BLBG: Crude Oil Futures Rise Amid Signs That OPEC Is Reducing Supply
Crude oil rose amid indications that OPEC is implementing production cuts announced last month and may reduce output further.
The Organization of Petroleum Exporting Countries won’t hesitate to cut output further if prices keep falling, Secretary General Abdalla el-Badri said at the World Economic Forum yesterday. Emmanuel Egbogah, a petroleum adviser to Nigeria’s president, said a “downward review of quotas may be necessary.” Figures from industry consultant Oil Movements showed OPEC will lower shipments by 0.7 percent in the four weeks to Feb. 14.
“Data from tanker-tracking agencies indicate the cartel is adhering to the cuts,” said Edward Meir, an analyst at MF Global in Connecticut. “The markets seem to be giving OPEC the benefit of the doubt, which explains why prices have been holding above the $40 mark.”
Crude oil for March delivery was at $41.86 a barrel, up 42 cents, or 1 percent, at 11:02 a.m. London time on the New York Mercantile Exchange. Prices are heading for a 10 percent decline this week and are down 7.2 percent in January, the seventh straight monthly decline.
“There’s been so much weak economic data, demand is probably going to weaken further,” said Helen Henton, head of commodity research at Standard Chartered Plc in London. “At the same time there’s a recognition OPEC has stepped up and done what it needs to do.”
Japan Jobless
Japan headed for its worst postwar recession as factory output slumped a record 9.6 percent, orders for U.S. durable goods fell for a fifth consecutive month in December and the number of Americans receiving unemployment benefits soared to a record.

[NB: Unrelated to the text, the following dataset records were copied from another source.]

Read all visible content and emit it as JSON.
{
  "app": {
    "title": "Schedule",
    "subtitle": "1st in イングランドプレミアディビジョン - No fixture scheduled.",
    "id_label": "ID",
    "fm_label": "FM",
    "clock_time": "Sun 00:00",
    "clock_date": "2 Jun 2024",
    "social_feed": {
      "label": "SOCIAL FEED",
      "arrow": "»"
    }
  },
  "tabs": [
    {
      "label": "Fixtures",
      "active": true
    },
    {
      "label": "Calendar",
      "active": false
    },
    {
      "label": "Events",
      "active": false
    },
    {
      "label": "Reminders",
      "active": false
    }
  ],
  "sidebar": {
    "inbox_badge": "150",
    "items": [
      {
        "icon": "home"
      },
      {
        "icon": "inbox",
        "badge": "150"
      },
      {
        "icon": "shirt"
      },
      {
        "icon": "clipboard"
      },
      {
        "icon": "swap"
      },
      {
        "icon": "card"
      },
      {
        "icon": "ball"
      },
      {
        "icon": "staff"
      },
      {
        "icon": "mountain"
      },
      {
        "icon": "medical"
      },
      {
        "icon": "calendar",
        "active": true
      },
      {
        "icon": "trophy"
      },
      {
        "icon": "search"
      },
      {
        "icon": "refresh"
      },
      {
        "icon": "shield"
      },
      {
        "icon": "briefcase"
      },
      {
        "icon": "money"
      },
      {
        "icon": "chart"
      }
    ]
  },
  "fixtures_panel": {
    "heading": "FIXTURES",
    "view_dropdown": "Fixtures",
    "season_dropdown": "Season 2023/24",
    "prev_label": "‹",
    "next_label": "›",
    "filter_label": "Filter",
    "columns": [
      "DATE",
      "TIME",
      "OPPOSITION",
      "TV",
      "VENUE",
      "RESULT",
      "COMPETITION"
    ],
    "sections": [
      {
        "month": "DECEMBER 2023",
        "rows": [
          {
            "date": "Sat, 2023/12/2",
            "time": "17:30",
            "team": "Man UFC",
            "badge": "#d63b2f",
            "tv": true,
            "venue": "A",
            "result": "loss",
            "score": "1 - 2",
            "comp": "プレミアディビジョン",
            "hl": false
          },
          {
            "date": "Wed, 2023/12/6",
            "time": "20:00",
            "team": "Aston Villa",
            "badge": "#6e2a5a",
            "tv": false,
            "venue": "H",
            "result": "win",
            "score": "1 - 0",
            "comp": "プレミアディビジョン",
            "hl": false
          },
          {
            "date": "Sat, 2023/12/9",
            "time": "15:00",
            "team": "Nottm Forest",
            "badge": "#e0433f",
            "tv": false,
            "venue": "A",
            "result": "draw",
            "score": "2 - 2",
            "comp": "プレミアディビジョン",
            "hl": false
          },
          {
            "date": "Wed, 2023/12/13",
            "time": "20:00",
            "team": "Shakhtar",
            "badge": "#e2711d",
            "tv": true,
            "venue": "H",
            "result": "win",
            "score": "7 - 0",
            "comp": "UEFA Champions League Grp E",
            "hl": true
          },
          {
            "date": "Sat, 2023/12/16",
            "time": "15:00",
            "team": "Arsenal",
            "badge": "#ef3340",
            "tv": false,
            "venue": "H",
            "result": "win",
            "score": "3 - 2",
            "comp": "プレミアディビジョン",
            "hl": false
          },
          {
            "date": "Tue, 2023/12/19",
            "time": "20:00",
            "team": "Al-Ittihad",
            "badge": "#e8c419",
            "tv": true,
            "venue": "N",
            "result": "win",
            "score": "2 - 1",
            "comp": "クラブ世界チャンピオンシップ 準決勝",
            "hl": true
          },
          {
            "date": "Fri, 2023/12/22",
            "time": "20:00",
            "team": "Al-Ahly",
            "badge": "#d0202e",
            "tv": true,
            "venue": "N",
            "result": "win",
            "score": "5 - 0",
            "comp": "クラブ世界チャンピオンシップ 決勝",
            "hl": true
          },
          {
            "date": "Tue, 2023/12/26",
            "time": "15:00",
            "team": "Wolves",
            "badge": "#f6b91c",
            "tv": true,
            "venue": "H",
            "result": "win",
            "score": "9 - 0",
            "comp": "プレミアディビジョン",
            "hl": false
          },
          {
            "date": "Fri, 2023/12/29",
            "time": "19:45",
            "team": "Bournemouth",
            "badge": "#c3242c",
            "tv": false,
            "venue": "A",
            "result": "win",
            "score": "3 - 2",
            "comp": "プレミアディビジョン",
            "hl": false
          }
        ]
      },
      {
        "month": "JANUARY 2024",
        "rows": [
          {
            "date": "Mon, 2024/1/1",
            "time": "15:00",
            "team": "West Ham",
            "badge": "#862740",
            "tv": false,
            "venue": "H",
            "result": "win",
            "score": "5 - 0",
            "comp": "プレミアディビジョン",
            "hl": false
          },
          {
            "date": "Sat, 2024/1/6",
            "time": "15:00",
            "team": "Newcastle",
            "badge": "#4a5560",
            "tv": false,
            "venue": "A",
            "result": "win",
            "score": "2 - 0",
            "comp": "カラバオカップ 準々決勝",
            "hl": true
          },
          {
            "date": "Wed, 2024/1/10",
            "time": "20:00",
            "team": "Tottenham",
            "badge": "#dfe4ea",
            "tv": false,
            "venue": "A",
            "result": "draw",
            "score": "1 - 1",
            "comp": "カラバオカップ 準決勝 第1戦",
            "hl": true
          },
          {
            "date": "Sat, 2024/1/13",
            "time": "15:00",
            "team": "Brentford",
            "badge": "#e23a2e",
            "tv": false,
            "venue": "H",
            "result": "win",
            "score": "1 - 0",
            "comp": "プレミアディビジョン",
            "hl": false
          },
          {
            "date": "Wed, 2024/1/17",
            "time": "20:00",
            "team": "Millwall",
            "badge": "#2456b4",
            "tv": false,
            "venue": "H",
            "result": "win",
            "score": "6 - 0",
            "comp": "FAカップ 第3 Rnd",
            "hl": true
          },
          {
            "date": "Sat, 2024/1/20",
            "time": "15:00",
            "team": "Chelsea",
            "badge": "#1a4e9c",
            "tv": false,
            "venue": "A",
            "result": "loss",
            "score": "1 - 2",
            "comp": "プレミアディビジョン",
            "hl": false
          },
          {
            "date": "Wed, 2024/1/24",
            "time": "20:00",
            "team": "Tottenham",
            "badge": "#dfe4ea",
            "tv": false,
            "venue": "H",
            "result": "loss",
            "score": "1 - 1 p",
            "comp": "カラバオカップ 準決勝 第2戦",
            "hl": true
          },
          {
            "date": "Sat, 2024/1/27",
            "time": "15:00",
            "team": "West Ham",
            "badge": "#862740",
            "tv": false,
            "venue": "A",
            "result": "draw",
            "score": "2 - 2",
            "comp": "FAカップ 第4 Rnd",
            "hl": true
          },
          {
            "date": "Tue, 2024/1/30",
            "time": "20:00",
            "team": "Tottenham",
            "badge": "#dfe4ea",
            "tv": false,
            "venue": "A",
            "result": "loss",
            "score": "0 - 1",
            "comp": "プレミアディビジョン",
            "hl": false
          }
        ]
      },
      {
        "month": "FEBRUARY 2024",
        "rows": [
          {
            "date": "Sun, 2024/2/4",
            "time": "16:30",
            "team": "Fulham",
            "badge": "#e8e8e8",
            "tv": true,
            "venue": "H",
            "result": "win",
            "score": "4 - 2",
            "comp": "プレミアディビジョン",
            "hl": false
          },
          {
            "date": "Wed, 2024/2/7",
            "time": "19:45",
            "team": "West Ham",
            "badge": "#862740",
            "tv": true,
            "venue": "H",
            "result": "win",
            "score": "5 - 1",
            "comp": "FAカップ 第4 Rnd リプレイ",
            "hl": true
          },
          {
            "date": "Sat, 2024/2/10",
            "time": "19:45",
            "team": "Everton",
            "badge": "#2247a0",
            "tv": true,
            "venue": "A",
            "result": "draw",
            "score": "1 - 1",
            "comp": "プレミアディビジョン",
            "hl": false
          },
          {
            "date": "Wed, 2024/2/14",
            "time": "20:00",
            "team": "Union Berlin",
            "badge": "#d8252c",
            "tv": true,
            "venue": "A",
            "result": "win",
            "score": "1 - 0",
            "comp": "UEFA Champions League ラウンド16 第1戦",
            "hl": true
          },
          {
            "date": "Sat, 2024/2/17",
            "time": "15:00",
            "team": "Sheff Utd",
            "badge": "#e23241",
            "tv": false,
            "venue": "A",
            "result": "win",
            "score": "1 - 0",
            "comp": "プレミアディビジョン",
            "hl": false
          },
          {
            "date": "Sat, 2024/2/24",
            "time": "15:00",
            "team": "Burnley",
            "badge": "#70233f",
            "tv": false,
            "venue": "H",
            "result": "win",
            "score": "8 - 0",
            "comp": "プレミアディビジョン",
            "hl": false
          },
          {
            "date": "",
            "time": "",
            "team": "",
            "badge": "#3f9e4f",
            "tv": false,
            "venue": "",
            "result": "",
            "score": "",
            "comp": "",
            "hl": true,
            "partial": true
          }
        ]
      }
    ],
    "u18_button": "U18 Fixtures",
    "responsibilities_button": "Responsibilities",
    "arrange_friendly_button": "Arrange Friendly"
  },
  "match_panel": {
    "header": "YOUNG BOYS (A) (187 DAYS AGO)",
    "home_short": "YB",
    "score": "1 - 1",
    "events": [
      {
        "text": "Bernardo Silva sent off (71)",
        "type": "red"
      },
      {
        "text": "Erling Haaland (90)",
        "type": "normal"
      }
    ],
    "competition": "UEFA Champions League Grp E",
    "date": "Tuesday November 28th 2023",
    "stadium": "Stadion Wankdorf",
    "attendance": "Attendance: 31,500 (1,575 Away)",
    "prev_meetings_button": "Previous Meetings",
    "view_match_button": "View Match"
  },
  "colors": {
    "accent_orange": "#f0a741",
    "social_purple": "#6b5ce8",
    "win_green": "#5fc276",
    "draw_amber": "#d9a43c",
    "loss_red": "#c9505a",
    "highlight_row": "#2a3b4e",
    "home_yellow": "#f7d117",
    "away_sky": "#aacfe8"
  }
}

“What you find with oil prices is that they are a real proxy for global growth, and global growth is going to be awful this year, so oil prices will reflect that,” Mark Pervan, a senior commodity strategist at Australia & New Zealand Banking Group Ltd. in Melbourne, said in a Bloomberg Television interview. “We see oil prices sliding back to $30 over the next quarter.”
Labor unrest in the refining industry has also bolstered prices in the past day. The United Steelworkers union may reject the third contract offer from Royal Dutch Shell Plc covering workers at U.S. refineries with almost two-thirds of the country’s capacity. The current agreement expires Feb. 1.
In the U.K., workers at Ineos Group Holdings Plc’s Grangemouth refinery in Scotland walked out as protests against foreign employees at Total SA’s Lindsey refinery spread, the BBC reported today. As many as 300 people took part in the Grangemouth action, the report said.
OPEC Reduces Shipments
OPEC, producer of more than 40 percent of the world’s oil, will load 23.55 million barrels a day in the four-week period, down from 23.71 million in the four weeks to Jan. 17, tanker- tracker Oil Movements said in a report yesterday.
The group set a production ceiling of 24.845 million barrels a day as of Jan. 1 for its 11 members with quotas, 4.2 million barrels a day lower than its output in September. Iraq is the only member not subject to the group’s quotas.
BP Plc, Europe’s second-largest oil company, said it may shut four U.S. refineries with union workers that can process 1.3 million barrels a day of crude oil if the steelworkers’ union goes on strike. Exxon Mobil Corp. and Shell are preparing to keep their U.S. plants running if there is a work stoppage.
Brent crude oil for March settlement was at $46.19 a barrel, up 79 cents, on London’s ICE Futures Europe exchange at 11:02 a.m. London time. It yesterday rose 50 cents, or 1.1 percent, to end the session at $45.40 a barrel.